Workflow orchestration for data pipeline activities

Hi,

I’m trying to implement a data pipeline workflow via Temporal Java-SDK.

Here are the sequential steps in my mind:

  1. First read the database rows from a big table(let’s say ten million rows in total) one by one via JDBC stream query.
  2. Pass each row into the next handlers, for example, Elasticsearch for indexing.

The rough idea is:

  1. create a DB-reading activity for reading the rows from the big table
  2. create any required Data-Pipeline activities for each row handler, and use each row as the activity input argument.

But when I tried to implement the activities call inside the main workflow function, I got this issue:
because the dataset is huge, iterate each row from the DB, store them into a list, and put them as the return data, return them from the DB-reading activity to the workflow is impossible, so I’m seeking a way that the DB-reading activity can send data to the workflow continuously without blocking the DB-reading process and workflow so that I can get each streaming row and pass each row to the next Data-Pipeline activities.

I tried to search such topic in this community, and found these:

  1. Reactive not supported: Reactive support within activity.

  2. Send data to the workflow via signal: Passing Activity Stub to (other) Activity Method Blows Call Stack - #3 by alec

From link 2, It seems like I can use signal to send these millions of rows to the workflow one by one. However, it was assuming that the total number of such signals is bounded.

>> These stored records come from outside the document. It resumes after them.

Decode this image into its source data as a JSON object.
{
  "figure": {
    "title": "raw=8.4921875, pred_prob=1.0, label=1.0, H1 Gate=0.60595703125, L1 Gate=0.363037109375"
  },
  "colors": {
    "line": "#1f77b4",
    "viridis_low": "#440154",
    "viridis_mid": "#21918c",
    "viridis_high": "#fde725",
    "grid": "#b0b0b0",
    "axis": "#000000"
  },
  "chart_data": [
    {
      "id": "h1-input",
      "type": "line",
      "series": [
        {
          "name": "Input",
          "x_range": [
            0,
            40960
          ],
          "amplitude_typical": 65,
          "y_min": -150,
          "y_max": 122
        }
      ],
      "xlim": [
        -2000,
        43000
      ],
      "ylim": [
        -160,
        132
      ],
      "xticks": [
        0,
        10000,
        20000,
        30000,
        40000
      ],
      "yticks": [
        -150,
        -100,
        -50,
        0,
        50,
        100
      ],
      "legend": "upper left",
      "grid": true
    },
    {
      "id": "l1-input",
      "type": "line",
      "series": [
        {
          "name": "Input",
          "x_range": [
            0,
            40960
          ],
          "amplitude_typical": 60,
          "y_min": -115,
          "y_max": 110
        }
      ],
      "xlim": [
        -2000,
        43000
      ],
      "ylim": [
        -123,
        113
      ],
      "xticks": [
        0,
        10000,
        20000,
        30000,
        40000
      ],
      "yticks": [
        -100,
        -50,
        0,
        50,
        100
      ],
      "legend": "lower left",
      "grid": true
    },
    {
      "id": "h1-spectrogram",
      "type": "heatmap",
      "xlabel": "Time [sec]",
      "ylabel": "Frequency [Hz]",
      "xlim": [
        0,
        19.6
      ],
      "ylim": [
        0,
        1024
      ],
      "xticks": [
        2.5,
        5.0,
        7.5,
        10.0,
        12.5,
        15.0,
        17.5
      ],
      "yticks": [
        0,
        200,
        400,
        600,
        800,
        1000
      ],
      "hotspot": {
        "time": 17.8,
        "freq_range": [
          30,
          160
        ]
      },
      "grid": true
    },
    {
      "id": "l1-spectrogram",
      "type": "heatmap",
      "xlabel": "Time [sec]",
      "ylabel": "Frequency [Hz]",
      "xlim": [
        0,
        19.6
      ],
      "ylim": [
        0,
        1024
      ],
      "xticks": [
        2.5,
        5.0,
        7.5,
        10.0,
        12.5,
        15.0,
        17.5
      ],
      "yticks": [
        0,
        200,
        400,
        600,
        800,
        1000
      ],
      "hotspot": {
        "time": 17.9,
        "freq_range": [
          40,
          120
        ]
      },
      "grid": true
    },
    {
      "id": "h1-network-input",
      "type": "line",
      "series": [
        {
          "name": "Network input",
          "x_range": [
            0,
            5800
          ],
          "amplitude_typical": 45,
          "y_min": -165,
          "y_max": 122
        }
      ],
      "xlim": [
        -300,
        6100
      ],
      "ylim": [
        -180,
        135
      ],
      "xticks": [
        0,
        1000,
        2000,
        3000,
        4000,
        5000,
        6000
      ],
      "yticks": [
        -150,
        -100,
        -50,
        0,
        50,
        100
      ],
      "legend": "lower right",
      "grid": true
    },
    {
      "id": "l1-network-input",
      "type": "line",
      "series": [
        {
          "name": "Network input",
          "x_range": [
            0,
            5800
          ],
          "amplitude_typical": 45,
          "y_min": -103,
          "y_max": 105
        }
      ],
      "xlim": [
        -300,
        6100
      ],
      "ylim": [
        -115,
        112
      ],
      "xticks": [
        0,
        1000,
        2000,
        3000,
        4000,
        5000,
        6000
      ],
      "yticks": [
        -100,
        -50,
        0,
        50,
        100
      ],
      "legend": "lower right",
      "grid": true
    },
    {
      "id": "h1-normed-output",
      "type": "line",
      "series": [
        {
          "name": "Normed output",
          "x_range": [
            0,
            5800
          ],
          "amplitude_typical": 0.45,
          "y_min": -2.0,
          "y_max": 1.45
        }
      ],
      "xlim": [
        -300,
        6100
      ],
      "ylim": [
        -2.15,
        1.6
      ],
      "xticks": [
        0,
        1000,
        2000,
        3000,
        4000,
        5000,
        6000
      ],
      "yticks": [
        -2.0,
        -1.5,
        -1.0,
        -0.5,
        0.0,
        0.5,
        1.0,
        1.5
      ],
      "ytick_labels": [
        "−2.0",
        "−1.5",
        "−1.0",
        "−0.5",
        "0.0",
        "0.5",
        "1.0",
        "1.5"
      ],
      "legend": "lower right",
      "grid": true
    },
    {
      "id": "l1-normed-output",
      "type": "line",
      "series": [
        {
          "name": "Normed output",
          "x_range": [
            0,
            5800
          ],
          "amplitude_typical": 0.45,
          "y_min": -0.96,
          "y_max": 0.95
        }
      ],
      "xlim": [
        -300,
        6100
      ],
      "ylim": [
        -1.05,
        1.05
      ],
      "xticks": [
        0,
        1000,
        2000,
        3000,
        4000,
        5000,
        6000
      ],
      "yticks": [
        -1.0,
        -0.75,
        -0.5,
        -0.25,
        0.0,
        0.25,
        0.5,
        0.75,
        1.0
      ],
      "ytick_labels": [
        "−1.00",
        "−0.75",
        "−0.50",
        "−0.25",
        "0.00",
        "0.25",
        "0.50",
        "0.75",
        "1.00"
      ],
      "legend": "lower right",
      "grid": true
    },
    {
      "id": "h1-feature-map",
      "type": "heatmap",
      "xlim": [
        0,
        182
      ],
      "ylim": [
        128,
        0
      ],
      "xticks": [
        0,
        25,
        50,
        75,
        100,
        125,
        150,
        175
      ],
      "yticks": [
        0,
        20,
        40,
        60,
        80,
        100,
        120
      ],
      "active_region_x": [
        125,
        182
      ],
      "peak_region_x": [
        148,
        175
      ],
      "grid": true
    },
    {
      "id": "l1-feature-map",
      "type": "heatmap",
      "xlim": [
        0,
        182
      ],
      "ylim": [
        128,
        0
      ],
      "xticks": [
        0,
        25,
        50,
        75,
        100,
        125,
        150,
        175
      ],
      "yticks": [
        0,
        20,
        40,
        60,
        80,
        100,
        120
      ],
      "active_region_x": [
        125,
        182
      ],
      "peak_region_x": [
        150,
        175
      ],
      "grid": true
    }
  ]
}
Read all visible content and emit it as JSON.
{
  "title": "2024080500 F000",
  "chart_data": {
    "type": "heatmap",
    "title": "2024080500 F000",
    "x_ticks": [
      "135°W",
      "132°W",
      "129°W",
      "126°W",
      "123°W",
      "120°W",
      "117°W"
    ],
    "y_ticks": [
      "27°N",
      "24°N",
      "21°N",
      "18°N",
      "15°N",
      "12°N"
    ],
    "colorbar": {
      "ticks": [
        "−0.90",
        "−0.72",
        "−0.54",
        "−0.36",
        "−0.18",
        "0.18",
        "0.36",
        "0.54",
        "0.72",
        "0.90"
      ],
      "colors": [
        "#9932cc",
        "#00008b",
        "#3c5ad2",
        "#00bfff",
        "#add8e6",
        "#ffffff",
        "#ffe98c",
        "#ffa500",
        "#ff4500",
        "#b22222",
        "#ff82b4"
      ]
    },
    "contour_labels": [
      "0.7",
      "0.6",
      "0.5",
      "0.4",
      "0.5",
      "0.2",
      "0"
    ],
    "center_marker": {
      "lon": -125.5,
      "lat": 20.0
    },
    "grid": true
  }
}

So, my questions here are:

  1. does the DB-reading activity case is signal bounded(I guess not).
  2. If I can’t use the signal for sending data to workflow from activity, How can I achieve my use case, any suggestions?

Many thanks.

Hi found an alternative way instead of using the signals from here:

Have two workflows:

  1. the first one is doing the long polling activity from the DB
  2. start another row-based workflow inside the polling workflow in the first workflow

The cons of this approach are it’s not easy to track the association between the two workflows, but in our case, it seems like it’s not so important.

Hi,
I’m exploring Temporal for the first time, for a use case similar to what’s described here. I’d like to read a potentially large number of database rows and perform some processing on each one.

If I understand correctly, the approach described here and the linked post would be as follows:

  • Workflow A, which calls Activity A
  • Activity A queries the DB and streams the results
  • Within Activity A, create an instance of workflow B for each row.

I put together a quick proof-of-concept and this looks like it works though I’m not sure if there are any caveats to be aware of. Are there any limits for example on Activities invoking other workflows?

Do you need to periodically poll the db or do you read once?

Are there any limits for example on Activities invoking other workflows

Depending on the rate you are creating new executions you should set appropriate namespace rps limits, see here.
Same for your db, meaning you might need to protect overloading your db via dynamic config:

frontend.persistenceMaxQPS - frontend persistence max qps, default 2000
history.persistenceMaxQPS - history persistence max qps, default 9000
matching.persistenceMaxQPS - matching persistence max qps, default 3000

I only need to query the DB once for a single workflow execution. Probably using Spring Data JPA streaming capabilities to process data in a streaming fashion, as described in this post.

I’ve tried 2 separate approaches, which both seem to work for a simple POC:

  1. Create a workflow for each DB row, within the data loading activity, as described above.
  2. Data loading activity calls a signal method of Workflow A, for each DB row, which in turn executes a child workflow.

Any thoughts on which would be the better design?

I only need to query the DB once for a single workflow execution.

One idea is to have an activity that returns one “page” of rows and returns as result, then for each row have your workflow process this data via activity or child workflow (async it seems would be best for you, looks you do not need to wait for those operations to complete inside your workflow right?)

This workflow would need to then call continueAsNew after instantiating the activities/child workflows and pass the current "page number/amount of processed rows) to the next execution. On next run activity can use this to return the next “page” or rows and so on until you have processed all data.

Paging would indeed make the workflow simpler to implement. It will be a less efficient way to load the data though and might not perform well. We are using a MySQL database and if we use LIMIT-based queries, performance tends to suffer at high offsets. Hence the thinking to use a single query and stream the data.

async it seems would be best for you, looks you do not need to wait for those operations to complete inside your workflow right?

That’s correct, everything can be async and we don’t need to wait for operations to complete.

Ok so I assume thus you need to do the streaming inside a long running activity?
In that case make sure the activity heartbeats. In case of failure / timeout you can use last heartbeat details to continue your streaming from the point it previously failed.

For passing data as activity result, note there is a 2mb blob size limit (that translates to single activity input / result), just fyi.

I put together some sample code to show the two approaches I mentioned.

1. Workflow created by Activity
2. Activity signals parent workflow

I’m just generating random data in these examples but the stream would be replaced with a DB query.

I’m not using heartbeats in these but I’ll look more into those.